Все смущение, пылающее внутри меня, внезапно превращается в раскаленный добела гнев. Не знаю, почему Люк так одержим желанием увидеть меня в момент слабости, но это действительно начинает подбешивать.
— Ради Бога, — огрызаюсь я. — Можешь, пожалуйста, просто оставить меня в покое?
Мой жесткий голос эхом разносится по пустой улице. Наступает пауза, а затем Люк садится рядом со мной.
— Нет, — тихо говорит он. — Нет, Лейла. Я не оставлю тебя здесь одну, когда ты расстроена.
Я закрываю глаза, делая судорожный вдох.
Прекрасно.
Я делаю еще один глубокий вдох и беру себя в руки.
Глава 31
Люк
Лейла полностью отключается.
Она словно застывает на месте. В одну секунду на ее лице написаны обида, разочарование и страх, в следующую — она спокойно сидит на каменных ступенях, изучая ногти; выражение ее лица холодное и отстраненное.
— Серьезно, — повторяет она почти скучающим голосом. — В этом нет ничего особенного. Ты не публикуешь свои полуобнаженные фотографии в интернете, если не можешь справиться с подкатами.
— Не думаю, что это правда, — медленно произношу я, пытаясь пододвинуть газировку поближе к ней. — Милая, тебе станет лучше, если…
— Я в порядке, — огрызается она, и я опускаю взгляд.
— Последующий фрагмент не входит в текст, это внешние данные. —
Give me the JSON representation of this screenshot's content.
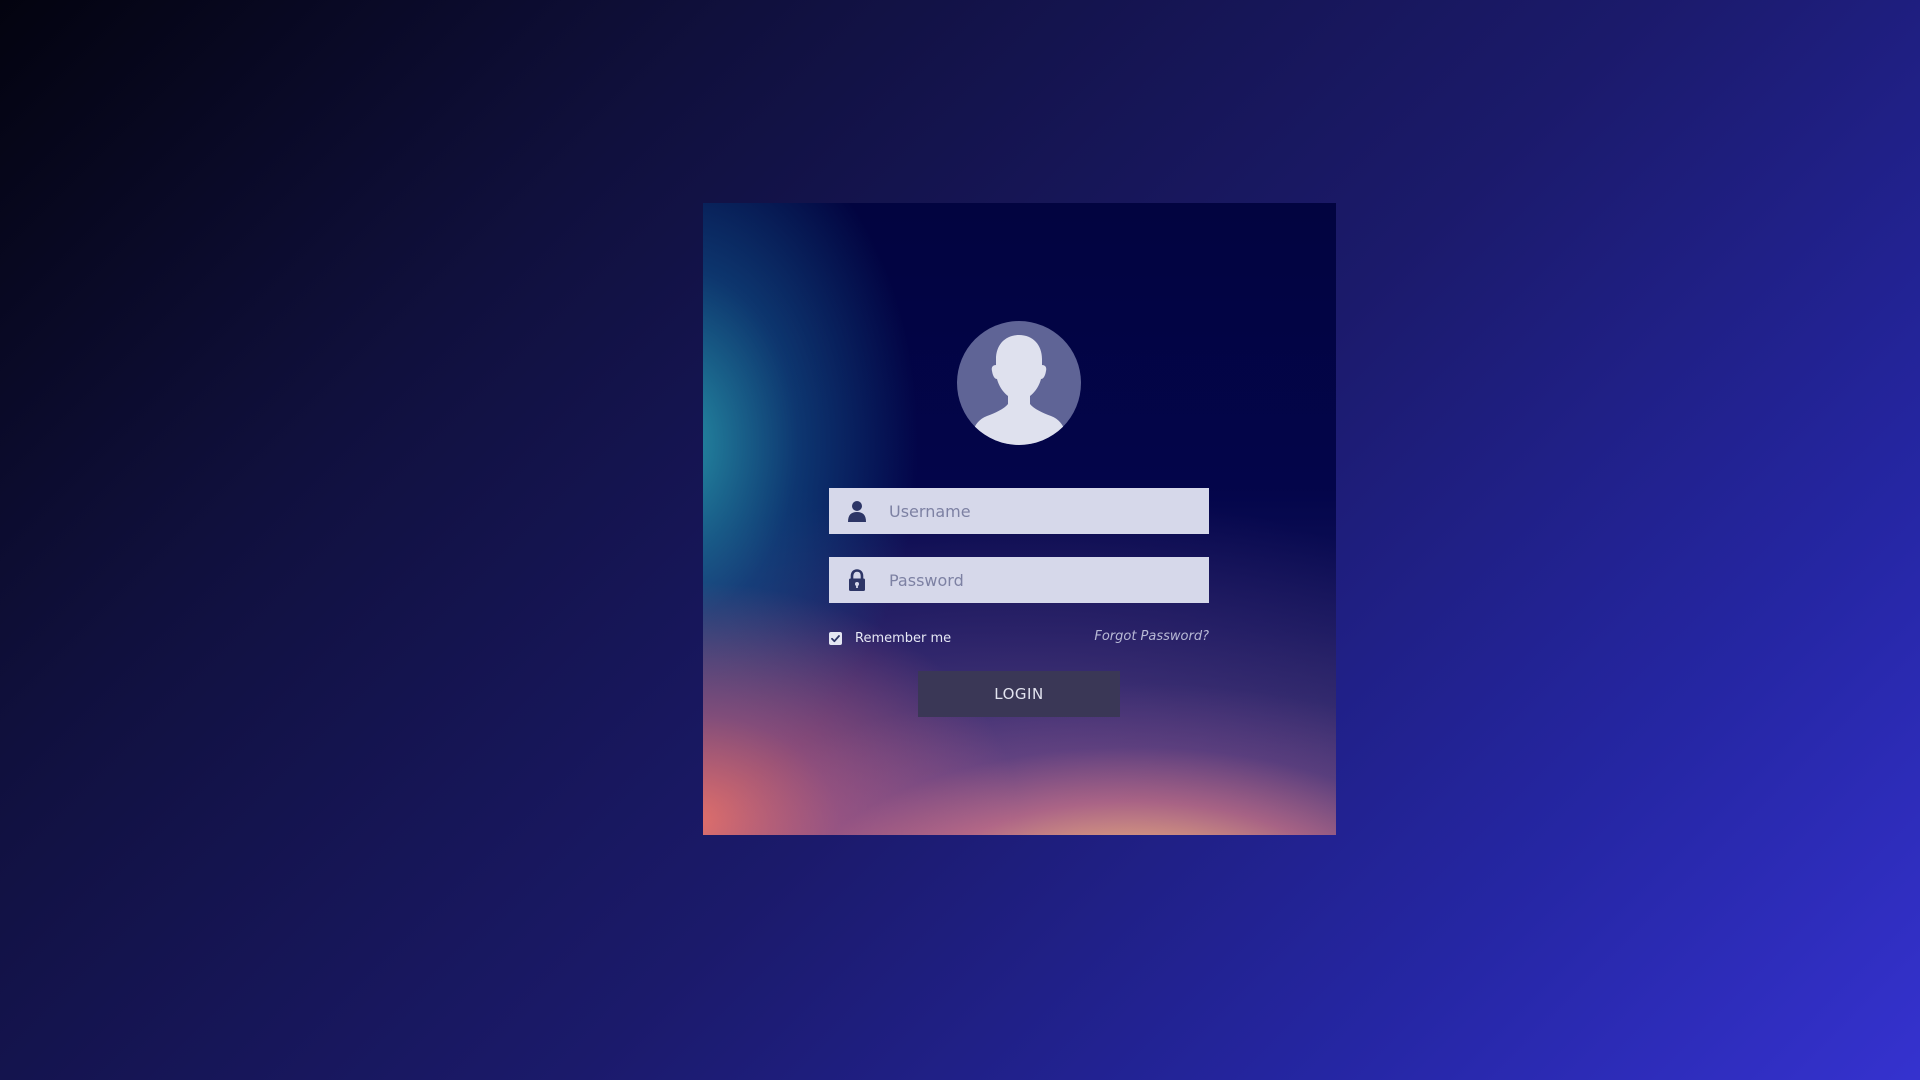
{
  "login_form": {
    "username": {
      "placeholder": "Username",
      "value": "",
      "icon": "user-icon"
    },
    "password": {
      "placeholder": "Password",
      "value": "",
      "icon": "lock-icon"
    },
    "remember": {
      "label": "Remember me",
      "checked": true
    },
    "forgot_password": "Forgot Password?",
    "login_button": "LOGIN",
    "avatar_icon": "user-avatar-icon"
  },
  "colors": {
    "input_background": "#d6d8ea",
    "button_background": "#3a3756",
    "icon_color": "#2d3566",
    "avatar_background": "#5f6496"
  }
}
Она вздыхает и откидывает голову на кирпичную стену, глядя в темное небо. — Прости, — тихо говорит она. — Прости, прости. Я превращаюсь в суку, когда испытываю стыд.
Я качаю головой. Какое-то время мы молчим. По дороге проносится машина. Через несколько улиц от нас слышатся пьяные голоса, кричащие песню Мэрайи Кэри. Лейла медленно наклоняется и открывает банку газировки, подносит ее к губам и делает несколько глубоких глотков.
— Что значит Тагги? — спрашиваю я, когда Лейла ставит содовую обратно на тротуар.
Она
Я морщусь, мой желудок переворачивается.
— Что? Какого черта он тебя так назвал?
Она искоса смотрит на меня.
— Ты действительно совсем меня не помнишь, не так ли? — говорит она мягким голосом.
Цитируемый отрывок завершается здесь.